Of course you'll make your decision. Ask yourself this, not particularily with your situation, how do you view marriage? How do you see how two people in a marriage should treat the other? Your answer there should tell you what to do. I view marriage as a unity between two people who love eachother. I have a simple rule when I'm in a relationship. "You cheat, your gone." I don't do that because of the act itsself. I do so because of what's tied in to cheating. Someone who cheats (1) knowingly takes part in an activity that they know will hurt someone they love. I don't know about you, but I don't go out and find things to hurt people I claim to love. (2) Cheating is a sefish act that proves disrespect to the one they cheated on and to the unity of the relationship between them.
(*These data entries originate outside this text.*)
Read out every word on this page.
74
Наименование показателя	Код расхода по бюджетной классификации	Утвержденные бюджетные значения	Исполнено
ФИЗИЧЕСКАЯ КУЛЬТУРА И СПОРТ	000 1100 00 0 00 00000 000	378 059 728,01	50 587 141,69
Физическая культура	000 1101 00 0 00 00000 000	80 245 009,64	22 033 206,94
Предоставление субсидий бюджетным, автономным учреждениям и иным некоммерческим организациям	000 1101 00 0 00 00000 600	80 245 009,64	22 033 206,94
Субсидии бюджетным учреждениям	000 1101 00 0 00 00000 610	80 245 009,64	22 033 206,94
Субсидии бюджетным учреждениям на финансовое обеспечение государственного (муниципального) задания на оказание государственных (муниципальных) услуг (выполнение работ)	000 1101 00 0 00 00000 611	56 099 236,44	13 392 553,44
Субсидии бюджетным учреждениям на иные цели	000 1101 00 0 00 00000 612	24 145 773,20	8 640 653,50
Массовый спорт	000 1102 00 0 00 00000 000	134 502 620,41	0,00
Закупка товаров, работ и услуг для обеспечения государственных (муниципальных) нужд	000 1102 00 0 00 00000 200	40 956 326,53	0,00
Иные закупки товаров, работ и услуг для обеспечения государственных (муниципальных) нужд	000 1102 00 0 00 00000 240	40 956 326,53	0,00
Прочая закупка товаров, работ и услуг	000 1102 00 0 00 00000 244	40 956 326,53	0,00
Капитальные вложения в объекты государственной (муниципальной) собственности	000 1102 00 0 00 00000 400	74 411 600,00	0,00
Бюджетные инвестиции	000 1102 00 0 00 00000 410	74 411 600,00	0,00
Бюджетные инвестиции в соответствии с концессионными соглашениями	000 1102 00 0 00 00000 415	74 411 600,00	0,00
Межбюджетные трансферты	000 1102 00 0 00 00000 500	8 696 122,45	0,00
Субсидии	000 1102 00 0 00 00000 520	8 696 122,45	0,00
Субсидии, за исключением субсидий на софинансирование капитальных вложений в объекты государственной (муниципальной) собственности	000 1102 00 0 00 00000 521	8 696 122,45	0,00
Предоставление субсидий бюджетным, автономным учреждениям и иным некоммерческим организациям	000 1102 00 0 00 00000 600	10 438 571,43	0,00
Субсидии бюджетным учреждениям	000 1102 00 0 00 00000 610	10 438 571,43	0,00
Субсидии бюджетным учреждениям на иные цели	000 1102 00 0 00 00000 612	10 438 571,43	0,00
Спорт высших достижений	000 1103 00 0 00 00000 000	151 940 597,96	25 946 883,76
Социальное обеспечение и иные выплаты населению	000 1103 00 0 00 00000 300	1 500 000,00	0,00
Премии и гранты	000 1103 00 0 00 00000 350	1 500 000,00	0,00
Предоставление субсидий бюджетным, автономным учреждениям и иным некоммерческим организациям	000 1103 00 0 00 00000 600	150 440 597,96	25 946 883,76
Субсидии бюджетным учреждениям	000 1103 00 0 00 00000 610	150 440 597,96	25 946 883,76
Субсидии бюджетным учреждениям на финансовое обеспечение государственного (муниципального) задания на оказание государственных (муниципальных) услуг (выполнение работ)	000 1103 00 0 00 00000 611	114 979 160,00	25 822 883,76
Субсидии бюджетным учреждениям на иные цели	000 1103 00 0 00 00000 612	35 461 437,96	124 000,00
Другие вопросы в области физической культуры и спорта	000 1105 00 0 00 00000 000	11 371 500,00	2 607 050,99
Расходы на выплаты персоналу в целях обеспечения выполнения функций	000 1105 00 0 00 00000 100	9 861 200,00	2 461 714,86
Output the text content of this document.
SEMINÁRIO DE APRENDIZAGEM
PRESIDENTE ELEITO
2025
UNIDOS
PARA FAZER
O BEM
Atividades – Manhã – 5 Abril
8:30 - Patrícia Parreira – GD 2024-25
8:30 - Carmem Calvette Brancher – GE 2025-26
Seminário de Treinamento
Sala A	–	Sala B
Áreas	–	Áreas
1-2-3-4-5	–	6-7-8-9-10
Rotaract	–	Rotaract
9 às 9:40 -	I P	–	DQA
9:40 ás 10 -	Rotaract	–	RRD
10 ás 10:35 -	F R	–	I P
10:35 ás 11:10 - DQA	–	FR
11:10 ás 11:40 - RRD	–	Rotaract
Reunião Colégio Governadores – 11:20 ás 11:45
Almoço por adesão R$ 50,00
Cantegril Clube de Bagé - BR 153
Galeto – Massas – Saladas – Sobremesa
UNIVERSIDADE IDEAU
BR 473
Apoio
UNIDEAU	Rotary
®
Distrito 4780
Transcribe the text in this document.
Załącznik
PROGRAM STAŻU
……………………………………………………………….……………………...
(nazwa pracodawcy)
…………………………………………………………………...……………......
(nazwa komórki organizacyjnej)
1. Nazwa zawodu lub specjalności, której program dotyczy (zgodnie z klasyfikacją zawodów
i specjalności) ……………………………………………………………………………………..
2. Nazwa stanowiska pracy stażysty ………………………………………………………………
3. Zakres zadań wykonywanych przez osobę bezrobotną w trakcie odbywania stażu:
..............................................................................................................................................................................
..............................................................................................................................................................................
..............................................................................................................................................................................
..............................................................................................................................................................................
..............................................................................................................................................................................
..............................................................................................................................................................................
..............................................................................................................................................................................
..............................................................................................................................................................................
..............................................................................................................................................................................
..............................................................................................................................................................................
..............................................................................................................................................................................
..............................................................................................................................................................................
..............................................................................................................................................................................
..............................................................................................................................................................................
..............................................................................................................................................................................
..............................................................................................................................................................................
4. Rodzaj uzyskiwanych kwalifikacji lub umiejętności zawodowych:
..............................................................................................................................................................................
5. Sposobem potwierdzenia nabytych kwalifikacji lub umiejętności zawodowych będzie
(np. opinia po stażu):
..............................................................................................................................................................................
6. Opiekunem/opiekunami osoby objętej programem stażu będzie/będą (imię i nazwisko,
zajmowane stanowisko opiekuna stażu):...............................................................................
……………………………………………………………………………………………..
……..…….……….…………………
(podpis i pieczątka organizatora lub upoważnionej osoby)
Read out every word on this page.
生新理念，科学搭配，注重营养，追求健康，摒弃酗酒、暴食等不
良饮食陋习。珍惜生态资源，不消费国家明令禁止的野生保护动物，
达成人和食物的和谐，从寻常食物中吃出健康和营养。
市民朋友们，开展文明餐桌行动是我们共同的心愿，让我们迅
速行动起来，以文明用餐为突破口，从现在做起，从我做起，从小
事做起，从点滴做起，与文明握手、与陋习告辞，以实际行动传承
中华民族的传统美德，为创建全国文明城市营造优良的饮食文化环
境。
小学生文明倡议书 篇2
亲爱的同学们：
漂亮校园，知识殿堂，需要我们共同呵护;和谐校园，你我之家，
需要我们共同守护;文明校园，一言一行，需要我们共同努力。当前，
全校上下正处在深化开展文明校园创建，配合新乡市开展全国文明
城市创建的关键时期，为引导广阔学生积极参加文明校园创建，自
If she was "all there" in the marriage, she'd tell him, "we had our chance, I'm married now, so out of respect for my husband and our marriage, I'll have to decline your offer. thank you anyway." That would be the proper was of what she should do.

If you don't believe it's OK for a married person to cheat, then do not accept it in your marriage. Your living with your wife, not an escort. I think if she goes, she done pissed all over your marriage and everything you have together.